The Ends of History: Lauren M. E. Goodlad's Opening Remarks

Monday, February 13, 2012

[On February 10, 2012, the Unit for Criticism partnered with the Trowbridge Office on American Literature, Culture, & Society for a symposium, The Ends of History. Published below are the symposium's opening remarks from Lauren M. E. Goodlad, Director of the Unit for Criticism.]

Welcome everyone to this February 2011 Winter symposium, a product of the Unit for Criticism’s ongoing partnership with Gordon Hutner, American Literary History, and the Trowbridge Office on American Literature, Culture, & Society. For their invaluable support, I also want to thank the College of Liberal Arts & Sciences, the Illinois Program for Research in the Humanities, the Department of English, and the School of Literatures, Cultures, & Linguistics; I want to thank J. B. Capino, the Unit’s Nicholson Associate Director, for all of his support and the Unit’s Research Assistants, Mike Black and mc Anderson for their indispensable contribution to the organizing and publicizing of this event. I also thank the distinguished scholars who have gathered here today from campuses as far as UC Berkeley and as near as University of Illinois, Chicago; and the Illinois moderators and closing roundtablers who will be participating today. Not least of all I thank this wonderful audience for joining us this morning.

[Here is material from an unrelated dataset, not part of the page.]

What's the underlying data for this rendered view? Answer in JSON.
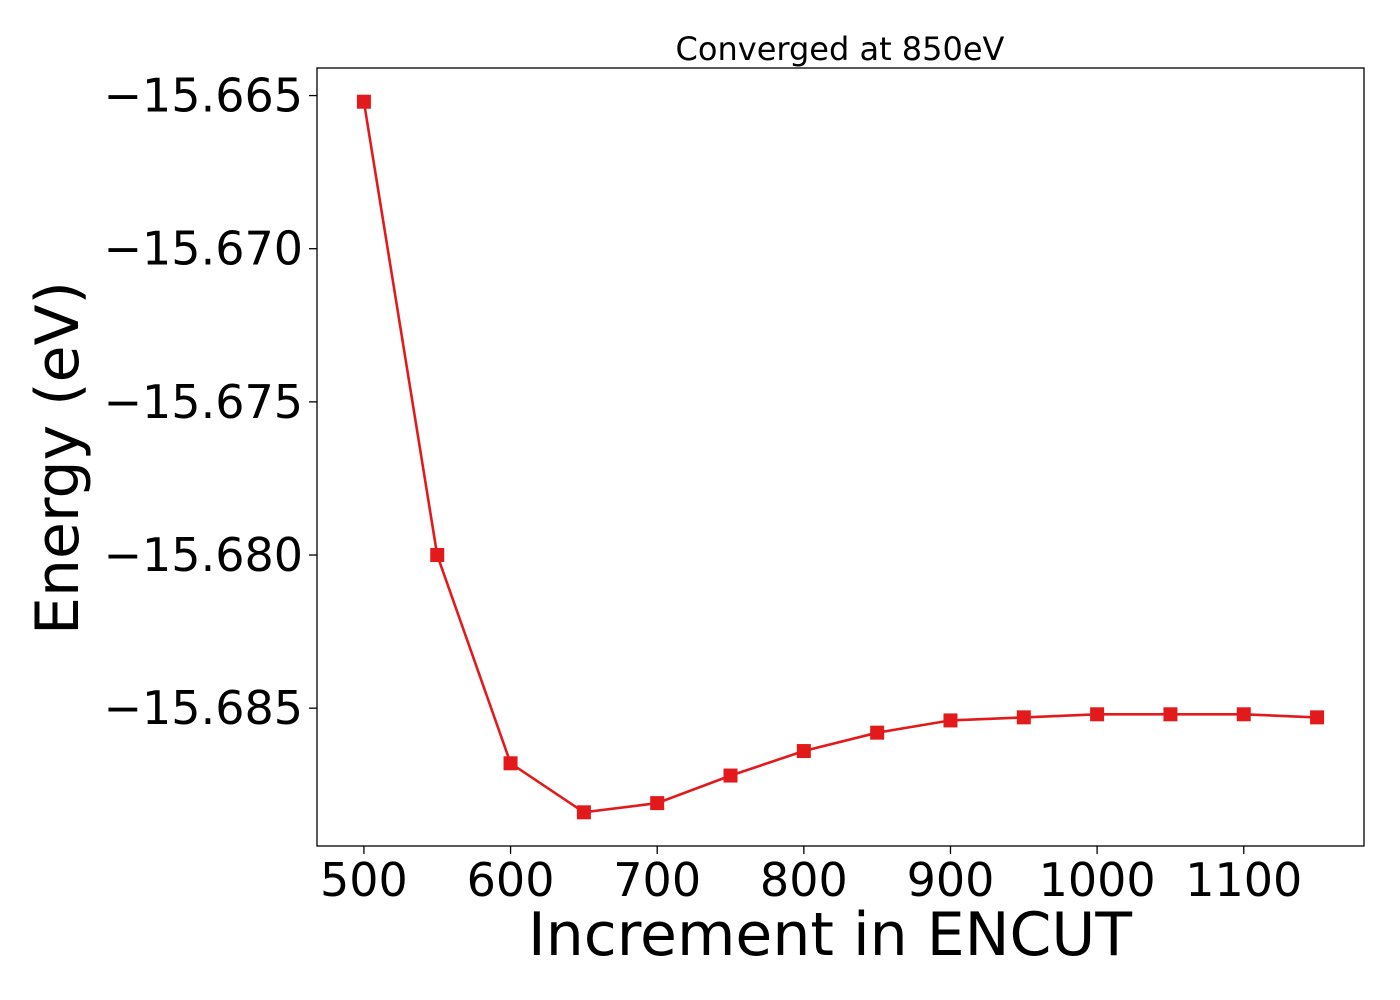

The last time I had the pleasure of convening a co-organized winter symposium with Gordon it was two years ago and the topic was serial television: in particular AMC’s Mad Men. Mad World: Sex, Politics, Style and the 1960s, the collection of essays that grew out of that event is now in production with Duke University Press. It may seem to be a very different kind of topic, except of course that Mad Men is a show about history: American history, the history of the 60s, global history, feminist history, civil rights, and above all—as my co-editors Lilya Kaganovksy, Rob Rushing, and I argue in the introduction to the volume—the history of the present-day neoliberalism which we continue to inhabit today. Mad Men is also a formally interesting television text: highly aestheticist, and demonstrably—indeed, for some, addictively—serial. Whatever their particular engagements with past and present, when audiences engage serial forms, following storylines that develop slowly over time, part of what they experience is a kind of formal allegory of the actuality of living in history.

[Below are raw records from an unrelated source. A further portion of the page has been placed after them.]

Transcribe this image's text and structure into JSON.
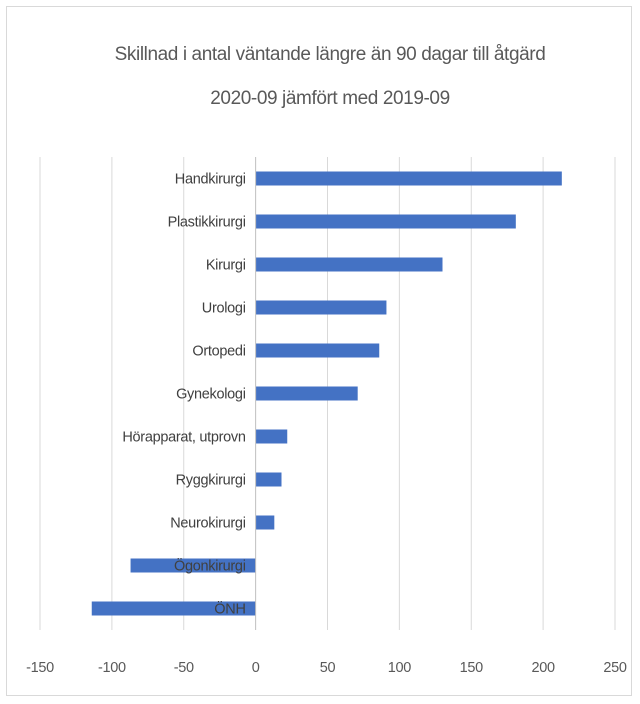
{
  "chart_data": {
    "type": "bar",
    "orientation": "horizontal",
    "title": "Skillnad i antal väntande längre än 90 dagar till åtgärd",
    "subtitle": "2020-09 jämfört med 2019-09",
    "categories": [
      "Handkirurgi",
      "Plastikkirurgi",
      "Kirurgi",
      "Urologi",
      "Ortopedi",
      "Gynekologi",
      "Hörapparat, utprovn",
      "Ryggkirurgi",
      "Neurokirurgi",
      "Ögonkirurgi",
      "ÖNH"
    ],
    "values": [
      213,
      181,
      130,
      91,
      86,
      71,
      22,
      18,
      13,
      -87,
      -114
    ],
    "xlim": [
      -150,
      250
    ],
    "xticks": [
      -150,
      -100,
      -50,
      0,
      50,
      100,
      150,
      200,
      250
    ],
    "xtick_labels": [
      "-150",
      "-100",
      "-50",
      "0",
      "50",
      "100",
      "150",
      "200",
      "250"
    ],
    "xlabel": "",
    "ylabel": "",
    "grid": "vertical",
    "legend": "none",
    "color": "#4472c4"
  }
}
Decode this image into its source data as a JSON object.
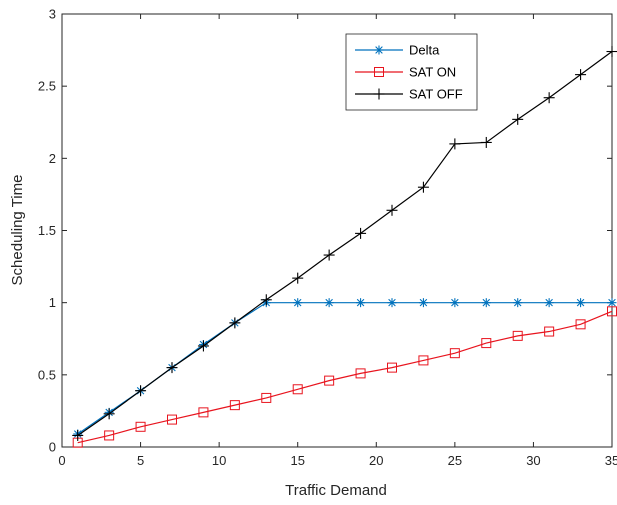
{
  "chart_data": {
    "type": "line",
    "xlabel": "Traffic Demand",
    "ylabel": "Scheduling Time",
    "xlim": [
      0,
      35
    ],
    "ylim": [
      0,
      3
    ],
    "xticks": [
      0,
      5,
      10,
      15,
      20,
      25,
      30,
      35
    ],
    "yticks": [
      0,
      0.5,
      1,
      1.5,
      2,
      2.5,
      3
    ],
    "xtick_labels": [
      "0",
      "5",
      "10",
      "15",
      "20",
      "25",
      "30",
      "35"
    ],
    "ytick_labels": [
      "0",
      "0.5",
      "1",
      "1.5",
      "2",
      "2.5",
      "3"
    ],
    "grid": false,
    "legend_position": "top-right",
    "x": [
      1,
      3,
      5,
      7,
      9,
      11,
      13,
      15,
      17,
      19,
      21,
      23,
      25,
      27,
      29,
      31,
      33,
      35
    ],
    "series": [
      {
        "name": "Delta",
        "color": "#0072BD",
        "marker": "asterisk",
        "values": [
          0.09,
          0.24,
          0.39,
          0.55,
          0.71,
          0.86,
          1.0,
          1.0,
          1.0,
          1.0,
          1.0,
          1.0,
          1.0,
          1.0,
          1.0,
          1.0,
          1.0,
          1.0
        ]
      },
      {
        "name": "SAT ON",
        "color": "#E8141E",
        "marker": "square",
        "values": [
          0.03,
          0.08,
          0.14,
          0.19,
          0.24,
          0.29,
          0.34,
          0.4,
          0.46,
          0.51,
          0.55,
          0.6,
          0.65,
          0.72,
          0.77,
          0.8,
          0.85,
          0.94
        ]
      },
      {
        "name": "SAT OFF",
        "color": "#000000",
        "marker": "plus",
        "values": [
          0.08,
          0.23,
          0.39,
          0.55,
          0.7,
          0.86,
          1.02,
          1.17,
          1.33,
          1.48,
          1.64,
          1.8,
          2.1,
          2.11,
          2.27,
          2.42,
          2.58,
          2.74
        ]
      }
    ]
  }
}
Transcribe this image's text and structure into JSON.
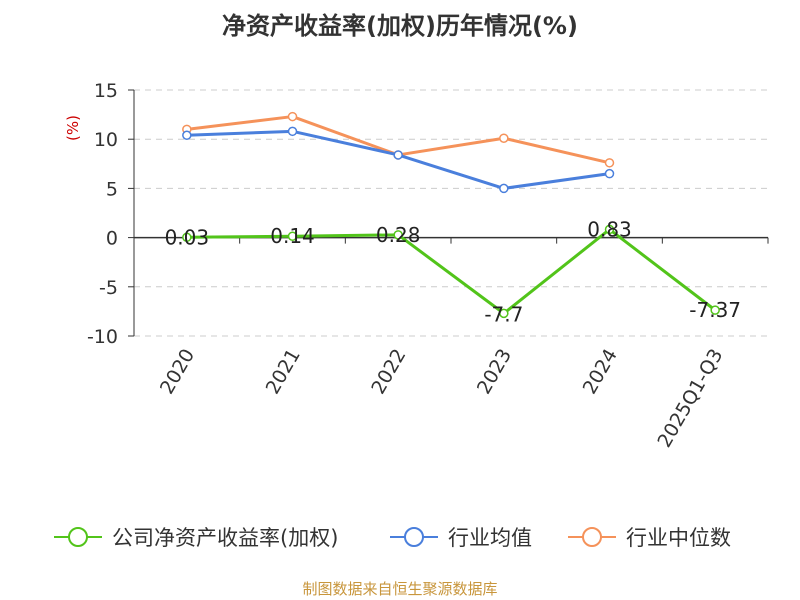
{
  "chart_data": {
    "type": "line",
    "title": "净资产收益率(加权)历年情况(%)",
    "ylabel": "(%)",
    "xlabel": "",
    "ylim": [
      -10,
      15
    ],
    "yticks": [
      15,
      10,
      5,
      0,
      -5,
      -10
    ],
    "grid": true,
    "legend_position": "bottom",
    "categories": [
      "2020",
      "2021",
      "2022",
      "2023",
      "2024",
      "2025Q1-Q3"
    ],
    "series": [
      {
        "name": "公司净资产收益率(加权)",
        "color": "#52c41a",
        "values": [
          0.03,
          0.14,
          0.28,
          -7.7,
          0.83,
          -7.37
        ],
        "labels": [
          "0.03",
          "0.14",
          "0.28",
          "-7.7",
          "0.83",
          "-7.37"
        ]
      },
      {
        "name": "行业均值",
        "color": "#4a7fdc",
        "values": [
          10.4,
          10.8,
          8.4,
          5.0,
          6.5,
          null
        ]
      },
      {
        "name": "行业中位数",
        "color": "#f5925a",
        "values": [
          11.0,
          12.3,
          8.4,
          10.1,
          7.6,
          null
        ]
      }
    ]
  },
  "footer": {
    "source": "制图数据来自恒生聚源数据库"
  }
}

This is to say that forms and formalism are not, as has sometimes been postulated, antithetical to history and historicism. Rather, since form and history stand in relation to one another, formalist and historicist standpoints should occasion dialogue. In the months leading up to the organizing of this conference Gordon and I observed a number of critical questions pressing us to consider the relation of form and history: for example, Franco Moretti’s work on digital archives; Bruno Latour’s question of why critique has run out of steam; mounting interest in formal structures such as the web, matrix, network, or tree; Rita Felski’s ongoing critiques of the hermeneutics of suspicion, and Sharon Marcus’s and Stephen Best’s wonderfully stimulating special issue of Representations, "The Way We Read Now." The result was this symposium and the occasion to invite this veritable dream team of speakers all of whom are working at the cutting edge of this topic. I am really excited about this event.